On June 16, 2018, a brilliant stellar explosion unlike any seen before went off in the skies, quickly capturing the attention of astronomers around the globe. First spotted by the ATLAS survey in Hawaii, the event was dubbed AT2018cow through a randomized naming system, and soon earned the nickname "Cow." Just three days after exploding, Cow had become 10 times brighter than a typical supernova—a powerful explosion that heralds the death of a massive star.
"We still don't know what this is, although it is one of the most intensely studied cosmic events in history," says Anna Ho (MS '17), a graduate student at Caltech and lead author of a new study about the event. Cow was likely a supernova, she says, although some scientists have proposed that it instead may have been caused by a black hole ripping apart a type of star called a white dwarf.

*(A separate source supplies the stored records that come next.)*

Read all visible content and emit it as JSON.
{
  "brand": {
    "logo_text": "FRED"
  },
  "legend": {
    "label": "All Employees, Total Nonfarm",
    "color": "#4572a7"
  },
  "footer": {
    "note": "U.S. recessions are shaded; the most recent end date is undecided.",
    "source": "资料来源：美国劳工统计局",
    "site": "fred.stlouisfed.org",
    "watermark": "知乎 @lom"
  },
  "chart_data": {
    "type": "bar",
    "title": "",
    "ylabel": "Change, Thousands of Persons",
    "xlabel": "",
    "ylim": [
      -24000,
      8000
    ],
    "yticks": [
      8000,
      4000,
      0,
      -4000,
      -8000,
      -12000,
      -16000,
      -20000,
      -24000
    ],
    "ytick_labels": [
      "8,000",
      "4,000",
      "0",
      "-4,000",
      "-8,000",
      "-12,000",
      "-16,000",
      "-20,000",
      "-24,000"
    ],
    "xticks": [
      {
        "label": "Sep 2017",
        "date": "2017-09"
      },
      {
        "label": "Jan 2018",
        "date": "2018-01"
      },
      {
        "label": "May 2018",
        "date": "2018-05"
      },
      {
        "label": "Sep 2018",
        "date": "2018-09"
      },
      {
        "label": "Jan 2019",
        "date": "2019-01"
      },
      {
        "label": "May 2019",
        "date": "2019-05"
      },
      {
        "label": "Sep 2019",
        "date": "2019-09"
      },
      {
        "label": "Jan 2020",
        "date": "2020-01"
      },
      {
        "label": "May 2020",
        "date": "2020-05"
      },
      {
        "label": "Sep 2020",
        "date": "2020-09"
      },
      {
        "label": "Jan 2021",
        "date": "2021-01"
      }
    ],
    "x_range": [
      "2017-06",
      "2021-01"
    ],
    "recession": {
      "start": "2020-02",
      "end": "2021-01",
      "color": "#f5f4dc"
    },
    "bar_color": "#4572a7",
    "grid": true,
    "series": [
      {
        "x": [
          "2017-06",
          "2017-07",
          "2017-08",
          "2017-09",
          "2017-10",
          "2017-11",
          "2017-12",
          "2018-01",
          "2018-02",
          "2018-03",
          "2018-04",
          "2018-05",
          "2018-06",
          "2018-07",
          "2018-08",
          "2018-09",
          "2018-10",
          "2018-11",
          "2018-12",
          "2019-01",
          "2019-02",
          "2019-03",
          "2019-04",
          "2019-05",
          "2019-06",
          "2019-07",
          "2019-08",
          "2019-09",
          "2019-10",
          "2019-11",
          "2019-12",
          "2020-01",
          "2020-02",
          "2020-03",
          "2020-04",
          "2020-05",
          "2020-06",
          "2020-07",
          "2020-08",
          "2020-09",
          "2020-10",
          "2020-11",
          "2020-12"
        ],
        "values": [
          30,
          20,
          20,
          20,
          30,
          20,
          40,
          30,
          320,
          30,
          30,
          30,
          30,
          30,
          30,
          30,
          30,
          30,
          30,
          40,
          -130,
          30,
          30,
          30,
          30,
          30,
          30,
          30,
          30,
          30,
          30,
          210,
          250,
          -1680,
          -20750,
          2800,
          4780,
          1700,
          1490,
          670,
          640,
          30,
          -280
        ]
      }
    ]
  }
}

In the hours, days, and weeks after the event, telescopes on the ground and in space set their sights on Cow, witnessing a dramatic increase in brightness across the electromagnetic spectrum, from high-energy X-rays to low-energy radio waves. Ho and her colleagues observed millimeter-wave light, which is slightly higher in energy than radio waves.
"We've never seen a supernova this bright in millimeter waves," she says. "We were shocked."
Ho presented these results on January 10 at the 233rd meeting of the American Astronomical Society in Seattle. She and her team began observing Cow five days after it exploded using the Submillimeter Array in Hawaii, and soon after using the National Science Foundation-funded Atacama Large Millimeter Array (ALMA) in Chile. They observed the event, which has since declined in brightness in millimeter waves, on and off for a total of 80 days.
Ho says that the millimeter-wave data reveal that a shock wave is traveling outward from the explosion at one-tenth the speed of light. "The millimeter-wave data tell us about the early evolution of these fast-paced events, and about their impact on the environment," says Ho. By combining the millimeter-wave data with publicly available X-ray data, the team was also able to conclude that Cow is likely "engine-driven," and that a central object formed from a supernova—such as a black hole or dense dead star called a magnetar—was behind the flurry of activity.
In the future, Ho says that astronomers should be able to observe more real-time cosmic events like this in millimeter wavelengths, thanks to state-of-the-art surveys like ATLAS and Caltech's Zwicky Transient Facility (ZTF) at Palomar Observatory, which catch these events more quickly than before. "You have to act fast to catch the millimeter waves, but when you do, you are given a new window into what is happening in these brilliant explosions."
Caltech research scientist Brian Grefenstette is co-author of another recent study on Cow, led by Raffaella Margutti of the Center for Interdisciplinary Exploration and Research in Astrophysics and Northwestern University. The team used, among other telescopes, NASA's Nuclear Spectroscopic Telescope Array, or NuSTAR, to observe high-energy X-rays emitted in the explosion. NuSTAR captured an unusual "bump" in the high-energy X-ray spectrum, which also suggests an engine-driven explosion generated by a black hole or magnetar formed in a supernova.
"Thanks to the agility of the operations team, NuSTAR got on target about a week after Cow was discovered," says Grefenstette, who is a NuSTAR instrument scientist. "Astronomers think that this may be the first live view of a newborn compact object, such as a black hole, glowing brightly in X-rays. Because it is embedded in the ejecta of the supernova explosion, the engine would normally be hidden from view. The high-energy X-ray observations with NuSTAR are essential to piecing together the puzzle of what happened in this dramatic event."
The millimeter-wave study led by Ho, titled, "AT2018cow: a luminous millimeter transient," is accepted for publication in The Astrophysical Journal. Ho is funded by the Global Relay of Observatories Watching Transients Happen (GROWTH) program. Other Caltech authors include Professor of Theoretical Astrophysics Sterl Phinney; Visiting Associate in Physics Vikram Ravi; the George Ellery Hale Professor of Astronomy and Planetary Science Shri Kulkarni; graduate student Nikita Kamraj, and Assistant Professor of Astronomy Mansi Kasliwal.
The study led by Margutti with co-author Grefenstette, titled, "An embedded X-ray Source Shines Through the Aspherical AT2018cow: Revealing the Inner Workings of the Most Luminous Fast-Evolving Optical Transients," is accepted for publication in The Astrophysical Journal.
NuSTAR is led by Caltech's Fiona Harrison, the Benjamin M. Rosen Professor of Physics, and managed by the Jet Propulsion Laboratory for NASA's Science Mission Directorate in Washington. Caltech manages JPL for NASA.